Our research group focuses on physics and applications of nanomechanical devices. Activities in this lab include fabrication of resonant nanomechanical devices with frequencies in the very high and ultra-high frequency range, novel transduction and actuation schemes, study of noise processes that govern the frequency stability and the utility of these devices for various applications.


Fundamental research in NEMS 

Nanoelectromechanical systems (NEMS) offer an exciting platform to study the most fundamental dynamical phenomena in nature. We use these systems to study the nonlinear dynamics of the coupled modes of a nanomechanical resonator and synchronization between these modes. We have recently developed a technique that allows us to tune the coupling between various modes of the resonator. If the coupling is very weak, we can study synchronization, and if the coupling is substantial, we can study internal resonance between different modes. As we have precise control over the coupling, we can observe the system’s behavior during the transition from weakly coupled to strongly coupled regimes. 

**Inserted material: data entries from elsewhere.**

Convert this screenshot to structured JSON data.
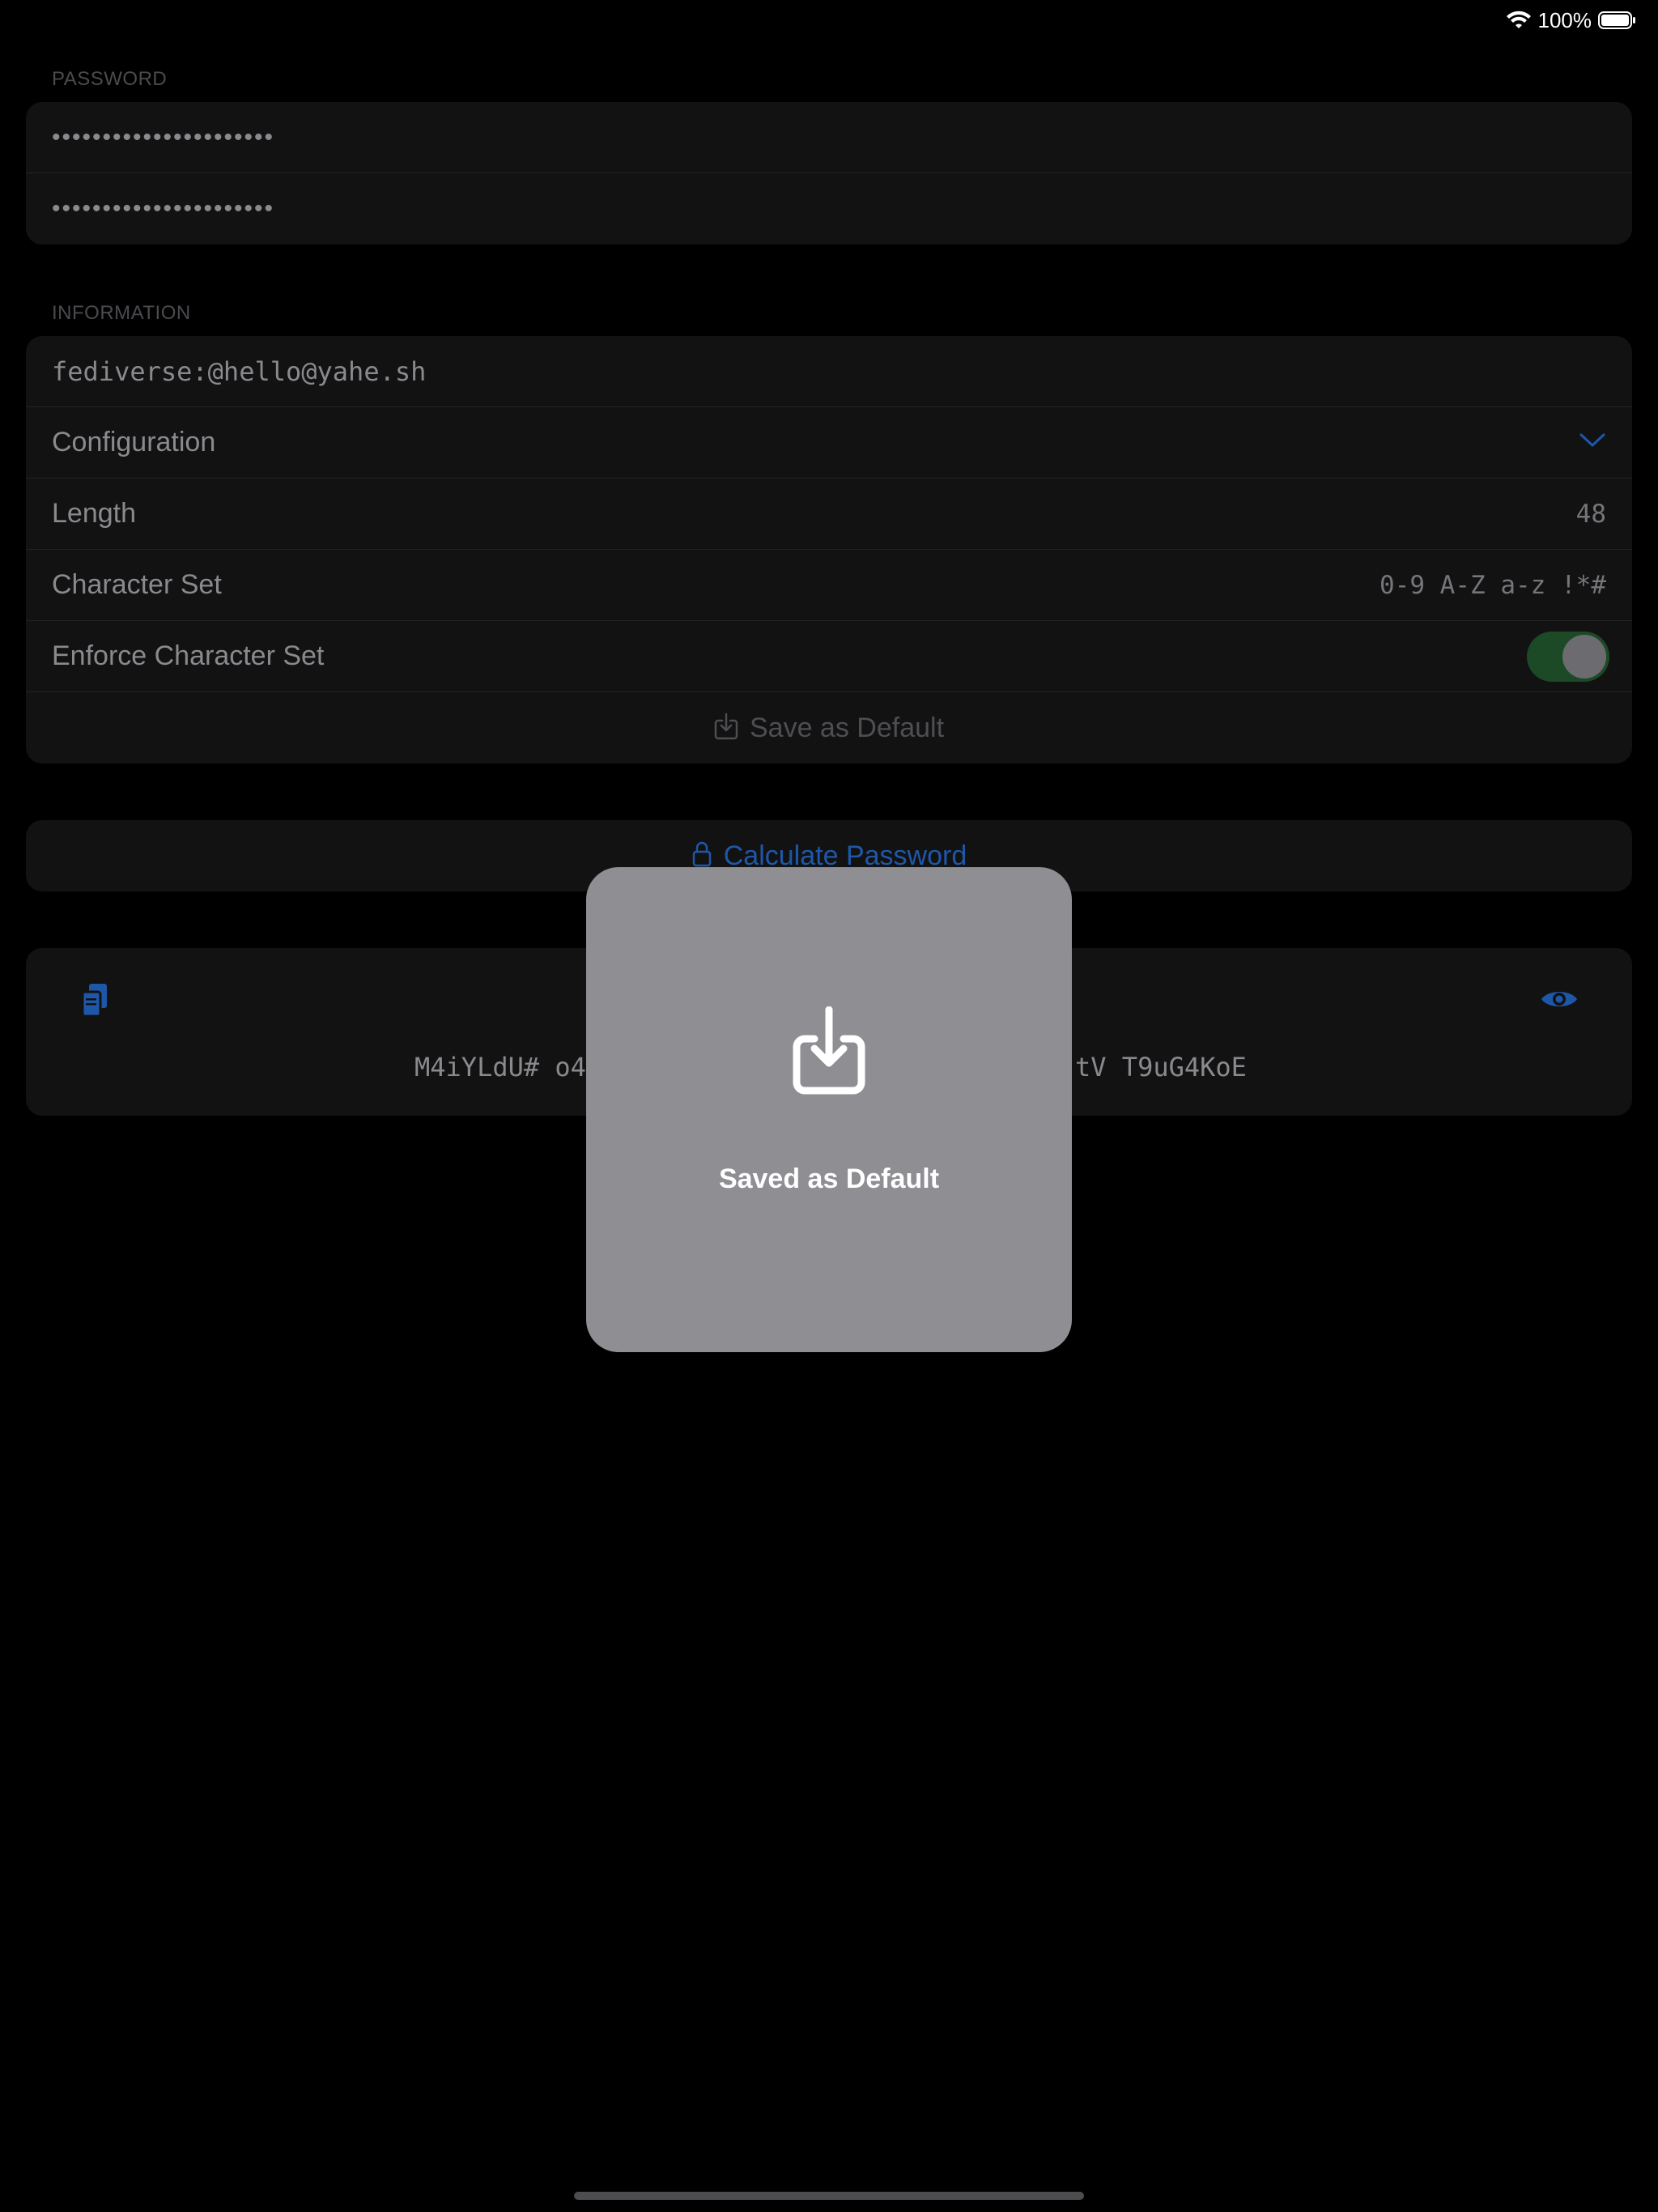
{
  "status_bar": {
    "battery_text": "100%",
    "wifi_icon": "wifi-icon",
    "battery_icon": "battery-icon"
  },
  "password_section": {
    "header": "PASSWORD",
    "field1_masked": "••••••••••••••••••••••",
    "field2_masked": "••••••••••••••••••••••"
  },
  "information_section": {
    "header": "INFORMATION",
    "identifier": "fediverse:@hello@yahe.sh",
    "configuration_label": "Configuration",
    "length_label": "Length",
    "length_value": "48",
    "charset_label": "Character Set",
    "charset_value": "0-9 A-Z a-z !*#",
    "enforce_label": "Enforce Character Set",
    "enforce_on": true,
    "save_default_label": "Save as Default"
  },
  "calculate": {
    "label": "Calculate Password"
  },
  "result": {
    "password_left": "M4iYLdU# o4",
    "password_right": "tV T9uG4KoE"
  },
  "hud": {
    "label": "Saved as Default",
    "icon": "save-download-icon"
  },
  "colors": {
    "accent_blue": "#1e57a8",
    "background": "#000000",
    "card": "#121213",
    "hud": "#8e8e93",
    "toggle_on": "#1d4a26"
  }
}
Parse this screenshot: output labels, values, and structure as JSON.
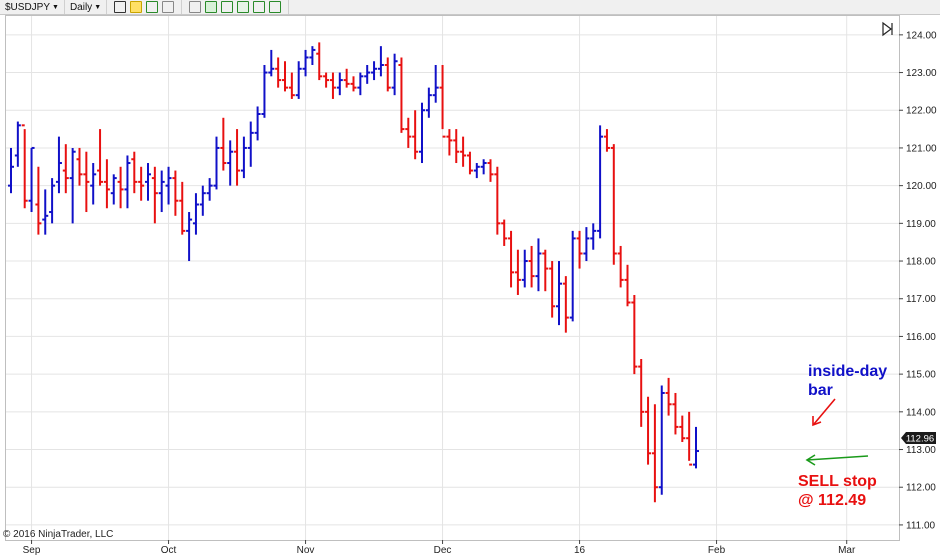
{
  "toolbar": {
    "symbol": "$USDJPY",
    "interval": "Daily",
    "tools": [
      "bar-style-icon",
      "pencil-icon",
      "drawing-tool-icon",
      "crosshair-icon",
      "zoom-icon",
      "data-box-icon",
      "grid-icon",
      "image-icon",
      "properties-icon",
      "export-icon"
    ]
  },
  "chart_data": {
    "type": "ohlc-bar",
    "x_ticks": [
      "Sep",
      "Oct",
      "Nov",
      "Dec",
      "16",
      "Feb",
      "Mar"
    ],
    "y_ticks": [
      111,
      112,
      113,
      114,
      115,
      116,
      117,
      118,
      119,
      120,
      121,
      122,
      123,
      124
    ],
    "y_tick_labels": [
      "111.00",
      "112.00",
      "113.00",
      "114.00",
      "115.00",
      "116.00",
      "117.00",
      "118.00",
      "119.00",
      "120.00",
      "121.00",
      "122.00",
      "123.00",
      "124.00"
    ],
    "ylim": [
      110.6,
      124.5
    ],
    "last_price": "112.96",
    "copyright": "© 2016 NinjaTrader, LLC",
    "colors": {
      "up": "#1010c8",
      "down": "#e81010"
    },
    "annotations": {
      "inside_day_line1": "inside-day",
      "inside_day_line2": "bar",
      "sell_line1": "SELL stop",
      "sell_line2": "@ 112.49"
    },
    "bars": [
      [
        120.0,
        121.0,
        119.8,
        120.5
      ],
      [
        120.8,
        121.7,
        120.5,
        121.6
      ],
      [
        121.6,
        121.5,
        119.4,
        119.6
      ],
      [
        119.6,
        121.0,
        119.3,
        121.0
      ],
      [
        119.5,
        120.5,
        118.7,
        119.0
      ],
      [
        119.1,
        119.9,
        118.7,
        119.2
      ],
      [
        119.3,
        120.2,
        119.0,
        120.0
      ],
      [
        120.1,
        121.3,
        119.8,
        120.6
      ],
      [
        120.4,
        121.1,
        119.8,
        120.2
      ],
      [
        120.2,
        121.0,
        119.0,
        120.9
      ],
      [
        120.7,
        121.0,
        120.0,
        120.3
      ],
      [
        120.3,
        120.9,
        119.3,
        120.1
      ],
      [
        120.0,
        120.6,
        119.5,
        120.3
      ],
      [
        120.4,
        121.5,
        120.0,
        120.1
      ],
      [
        120.1,
        120.7,
        119.4,
        119.9
      ],
      [
        119.8,
        120.3,
        119.5,
        120.2
      ],
      [
        120.1,
        120.5,
        119.4,
        119.9
      ],
      [
        119.9,
        120.8,
        119.4,
        120.6
      ],
      [
        120.7,
        120.9,
        119.8,
        120.1
      ],
      [
        120.1,
        120.5,
        119.6,
        120.0
      ],
      [
        120.1,
        120.6,
        119.6,
        120.3
      ],
      [
        120.2,
        120.5,
        119.0,
        119.8
      ],
      [
        119.8,
        120.4,
        119.3,
        120.1
      ],
      [
        120.0,
        120.5,
        119.5,
        120.2
      ],
      [
        120.2,
        120.4,
        119.2,
        119.6
      ],
      [
        119.6,
        120.1,
        118.7,
        118.8
      ],
      [
        118.8,
        119.3,
        118.0,
        119.1
      ],
      [
        119.0,
        119.8,
        118.7,
        119.5
      ],
      [
        119.5,
        120.0,
        119.2,
        119.8
      ],
      [
        119.8,
        120.2,
        119.6,
        120.0
      ],
      [
        120.0,
        121.3,
        119.9,
        121.0
      ],
      [
        121.0,
        121.8,
        120.4,
        120.6
      ],
      [
        120.6,
        121.2,
        120.0,
        120.9
      ],
      [
        120.9,
        121.5,
        120.0,
        120.4
      ],
      [
        120.4,
        121.3,
        120.2,
        121.0
      ],
      [
        121.0,
        121.7,
        120.5,
        121.4
      ],
      [
        121.4,
        122.1,
        121.2,
        121.9
      ],
      [
        121.9,
        123.2,
        121.8,
        123.0
      ],
      [
        123.0,
        123.6,
        122.9,
        123.1
      ],
      [
        123.1,
        123.4,
        122.6,
        122.8
      ],
      [
        122.8,
        123.3,
        122.5,
        122.6
      ],
      [
        122.6,
        123.0,
        122.3,
        122.4
      ],
      [
        122.4,
        123.3,
        122.3,
        123.1
      ],
      [
        123.1,
        123.6,
        122.9,
        123.4
      ],
      [
        123.4,
        123.7,
        123.2,
        123.6
      ],
      [
        123.5,
        123.8,
        122.8,
        122.9
      ],
      [
        122.9,
        123.0,
        122.6,
        122.8
      ],
      [
        122.8,
        123.0,
        122.3,
        122.6
      ],
      [
        122.6,
        123.0,
        122.4,
        122.8
      ],
      [
        122.8,
        123.1,
        122.6,
        122.7
      ],
      [
        122.7,
        122.9,
        122.5,
        122.6
      ],
      [
        122.6,
        123.0,
        122.4,
        122.9
      ],
      [
        122.9,
        123.2,
        122.7,
        123.0
      ],
      [
        123.0,
        123.3,
        122.8,
        123.1
      ],
      [
        123.1,
        123.7,
        122.9,
        123.2
      ],
      [
        123.2,
        123.4,
        122.5,
        122.6
      ],
      [
        122.6,
        123.5,
        122.4,
        123.3
      ],
      [
        123.2,
        123.4,
        121.4,
        121.5
      ],
      [
        121.5,
        121.8,
        121.0,
        121.3
      ],
      [
        121.3,
        122.0,
        120.7,
        120.9
      ],
      [
        120.9,
        122.2,
        120.6,
        122.0
      ],
      [
        122.0,
        122.6,
        121.8,
        122.4
      ],
      [
        122.4,
        123.2,
        122.2,
        122.6
      ],
      [
        122.6,
        123.2,
        121.5,
        121.3
      ],
      [
        121.3,
        121.5,
        120.8,
        121.2
      ],
      [
        121.2,
        121.5,
        120.6,
        120.9
      ],
      [
        120.9,
        121.3,
        120.5,
        120.8
      ],
      [
        120.8,
        120.9,
        120.3,
        120.4
      ],
      [
        120.4,
        120.6,
        120.2,
        120.5
      ],
      [
        120.5,
        120.7,
        120.3,
        120.6
      ],
      [
        120.6,
        120.7,
        120.1,
        120.3
      ],
      [
        120.3,
        120.5,
        118.7,
        119.0
      ],
      [
        119.0,
        119.1,
        118.4,
        118.6
      ],
      [
        118.6,
        118.8,
        117.3,
        117.7
      ],
      [
        117.7,
        118.3,
        117.1,
        117.5
      ],
      [
        117.5,
        118.3,
        117.3,
        118.0
      ],
      [
        118.0,
        118.4,
        117.3,
        117.6
      ],
      [
        117.6,
        118.6,
        117.2,
        118.2
      ],
      [
        118.2,
        118.3,
        117.2,
        117.8
      ],
      [
        117.8,
        118.0,
        116.5,
        116.8
      ],
      [
        116.8,
        118.0,
        116.3,
        117.4
      ],
      [
        117.4,
        117.6,
        116.1,
        116.5
      ],
      [
        116.5,
        118.8,
        116.4,
        118.6
      ],
      [
        118.6,
        118.8,
        117.8,
        118.2
      ],
      [
        118.2,
        118.9,
        118.0,
        118.6
      ],
      [
        118.6,
        119.0,
        118.3,
        118.8
      ],
      [
        118.8,
        121.6,
        118.6,
        121.3
      ],
      [
        121.3,
        121.5,
        120.9,
        121.0
      ],
      [
        121.0,
        121.1,
        117.9,
        118.2
      ],
      [
        118.2,
        118.4,
        117.3,
        117.5
      ],
      [
        117.5,
        117.9,
        116.8,
        116.9
      ],
      [
        116.9,
        117.1,
        115.0,
        115.2
      ],
      [
        115.2,
        115.4,
        113.6,
        114.0
      ],
      [
        114.0,
        114.4,
        112.6,
        112.9
      ],
      [
        112.9,
        114.2,
        111.6,
        112.0
      ],
      [
        112.0,
        114.7,
        111.8,
        114.5
      ],
      [
        114.5,
        114.9,
        113.9,
        114.2
      ],
      [
        114.2,
        114.5,
        113.4,
        113.6
      ],
      [
        113.6,
        113.9,
        113.2,
        113.3
      ],
      [
        113.3,
        114.0,
        112.7,
        112.6
      ],
      [
        112.6,
        113.6,
        112.5,
        112.96
      ]
    ]
  }
}
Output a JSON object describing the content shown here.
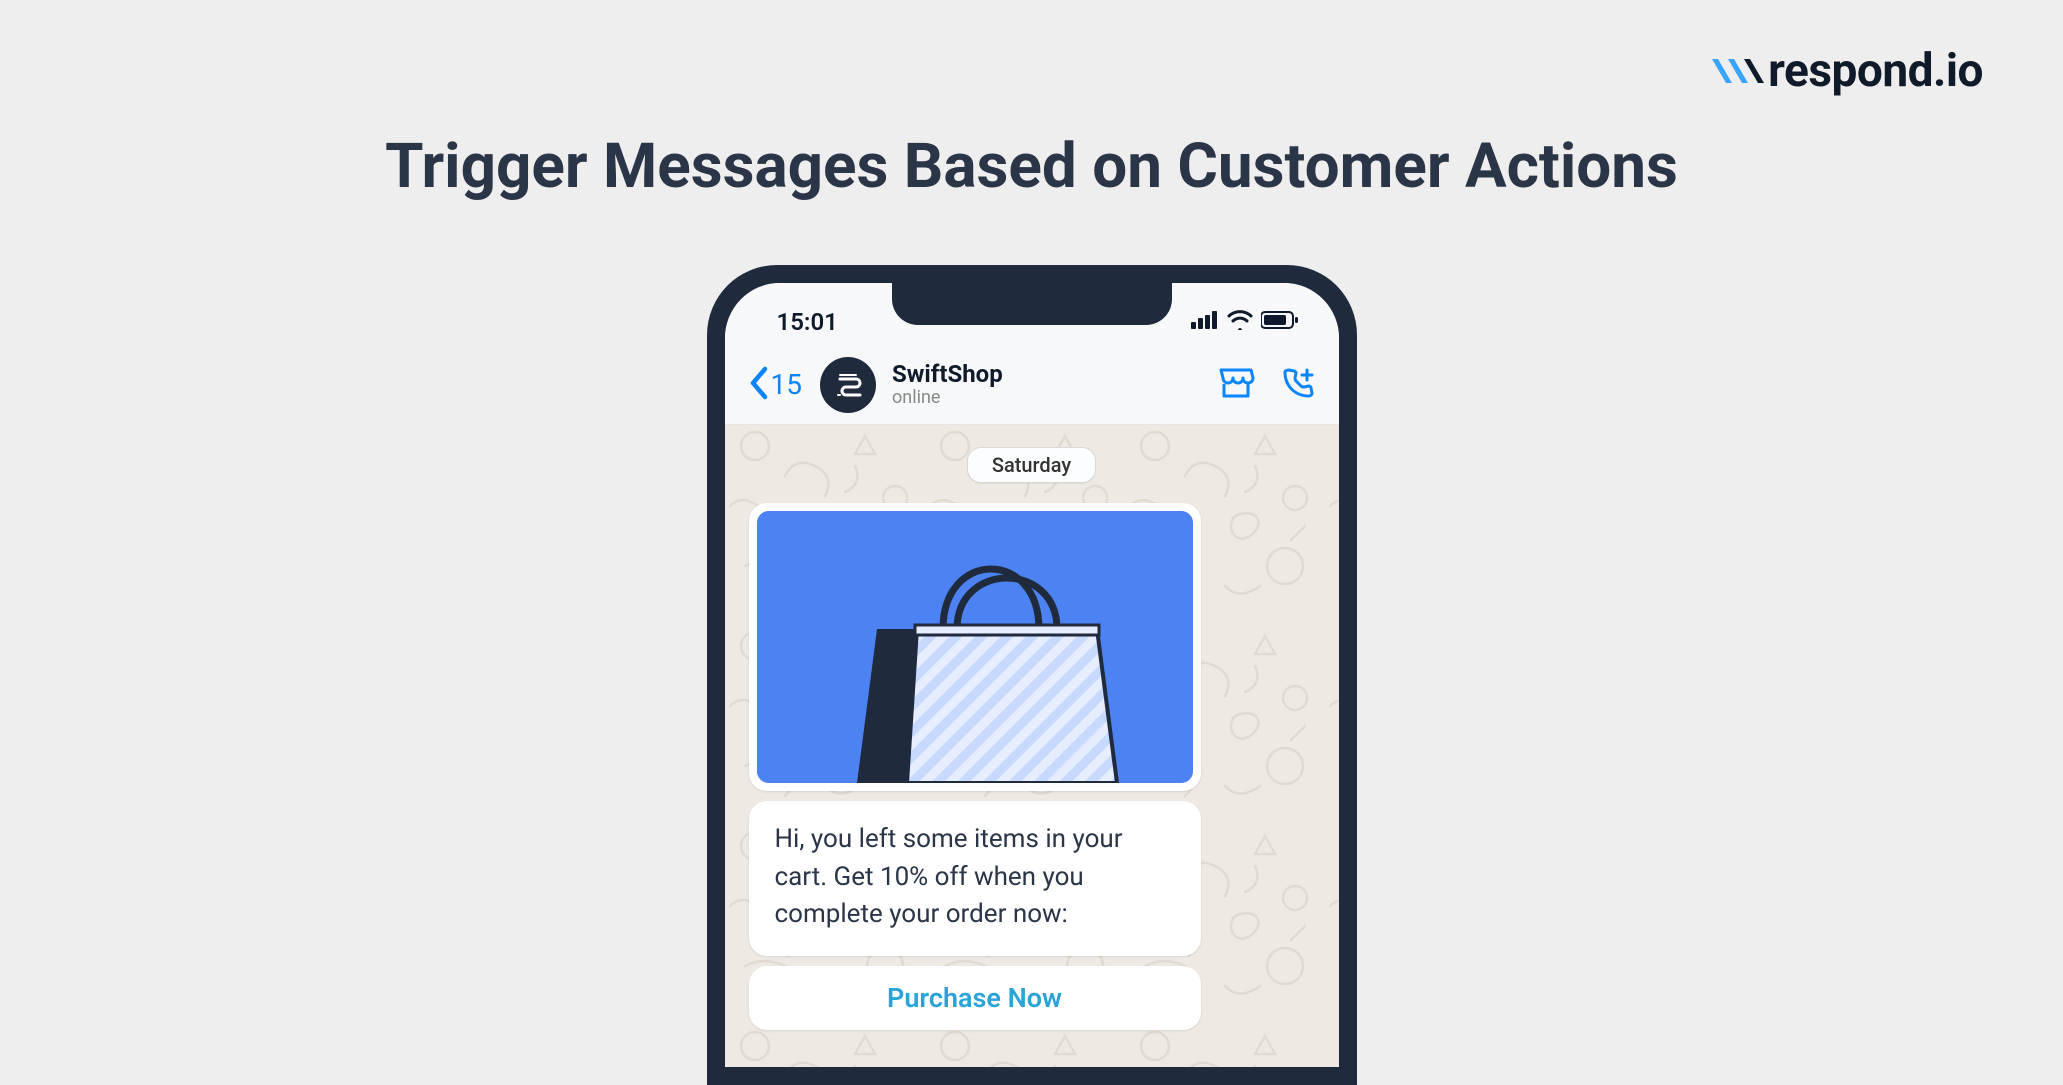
{
  "brand": {
    "name": "respond.io",
    "accent": "#0a84ff"
  },
  "heading": "Trigger Messages Based on Customer Actions",
  "phone": {
    "statusbar": {
      "time": "15:01"
    },
    "header": {
      "back_count": "15",
      "contact_name": "SwiftShop",
      "contact_status": "online"
    },
    "chat": {
      "date_label": "Saturday",
      "message_text": "Hi, you left some items in your cart. Get 10% off when you complete your order now:",
      "cta_label": "Purchase Now",
      "image_alt": "shopping-bag-graphic"
    }
  },
  "colors": {
    "phone_frame": "#1f2b3d",
    "heading_text": "#2a3547",
    "page_bg": "#eeeeee",
    "chat_bg": "#eeeae3",
    "ios_blue": "#0a84ff",
    "cta_blue": "#2aa3d8",
    "image_bg": "#4d82f3"
  }
}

Integration of mechanical elements on a silicon photonic chip introduces additional functionality, with applications in fundamental research as well as in sensing, signal processing, and communication. We develop on-chip optomechanical systems in this platform using silicon as well as 2D materials and study interactions between optical and mechanical resonators. In these systems, we develop sensitive motion-readout mechanisms and evaluate external stimuli sensitivity for applications as sensors. We are exploring on-chip optical transduction schemes in these systems as they offer higher sensitivity and signal-to-noise ratio than the conventional electrical transduction schemes used in MEMS/NEMS devices. We are looking at ways to explore quantum phenomena in optomechanical systems. 



These nanomechanical devices on account of their minute size are extremely sensitive to the changes in their properties. These devices have been used for various applications from pressure sensing to mass spectrometry. The current state-of-the-art top down fabricated devices are limited to experimental mass resolutions of about 100kDa. These resolutions have led to some promising results in the area of neutral mass spectrometry and virus capsid studies with analyte masses in the range of MDa. However, a large fraction of the protein masses is below 100kDa and it is crucial that the resolution be below a single Dalton for proteomics applications. This would require fabricating devices with smaller dimensions and consequently, resonant frequencies in 100MHz to GHz range. However, for these smaller and stiffer devices the displacement amplitudes are typically smaller and can be less than picometers. The electrical transduction schemes that are efficient at large scales fail due to issues related to impedance mismatch, parasitic capacitance and poor bandwidth. Furthermore, since the overall dimension of the device is small, the capture cross section of detection is extremely low. Scaling up the electrical transduction scheme would require complex interconnects.

Our group is exploring optical and other transduction schemes that might result in better displacement sensitivities and larger bandwidth, both of which are critical for sensing applications. One of the schemes being explored is to leverage advances in Silicon photonics to integrate on-chip optics with nanomechanical devices. Optical displacement sensitives have been experimentally demonstrated to be in the range of , have large bandwidths and have signals have minimal background. They are also exploring the use of graphene and other 2D materials to transduce motion of mechanical resonators fabricated using conventional materials such as silicon nitride.

Some the applications being pursued are pressure sensors based on 2D materials, gas sensing and switching using nanomechanical bifurcation amplifier.


We explore the piezoelectric properties of 2D materials for applications in sensors and piezotronic devices. To this end, we fabricate and characterize 2D material-based devices. We have proposed a new technique to quantitatively measure the in-plane piezoelectric coupling for 2D materials using lateral PFM (Piezo Force Microscopy). Also, we devise methods to fabricate the piezotronic devices on flexible substrates such as PET and Kapton. Through this work, we aim to contribute to developing a new generation of interactive electronic devices. 



Atomic Force Microscopy

The invention of Scanning Probe Microscopy techniques has opened the doors to the nanoworld. We have been using Atomic ForceMicroscopy (AFM) for different nanomechanical studies. We use force spectroscopy in AFM to study the mechanics of ultrathin suspended membranes. We explore the fundamental nature of tip-sample interaction for different materials in dynamic AFM to understand the coupling between the oscillating tip and sample effectively. We have also explored capillary condensation that can occur in AFM imaging of confined structures like nanopores. Currently, we are investigating graphene-liquid interface through nanomechanical probing with dynamic AFM. Our goal in this study is to gain insights into the fundamental nature of forces at the graphene-liquid interface.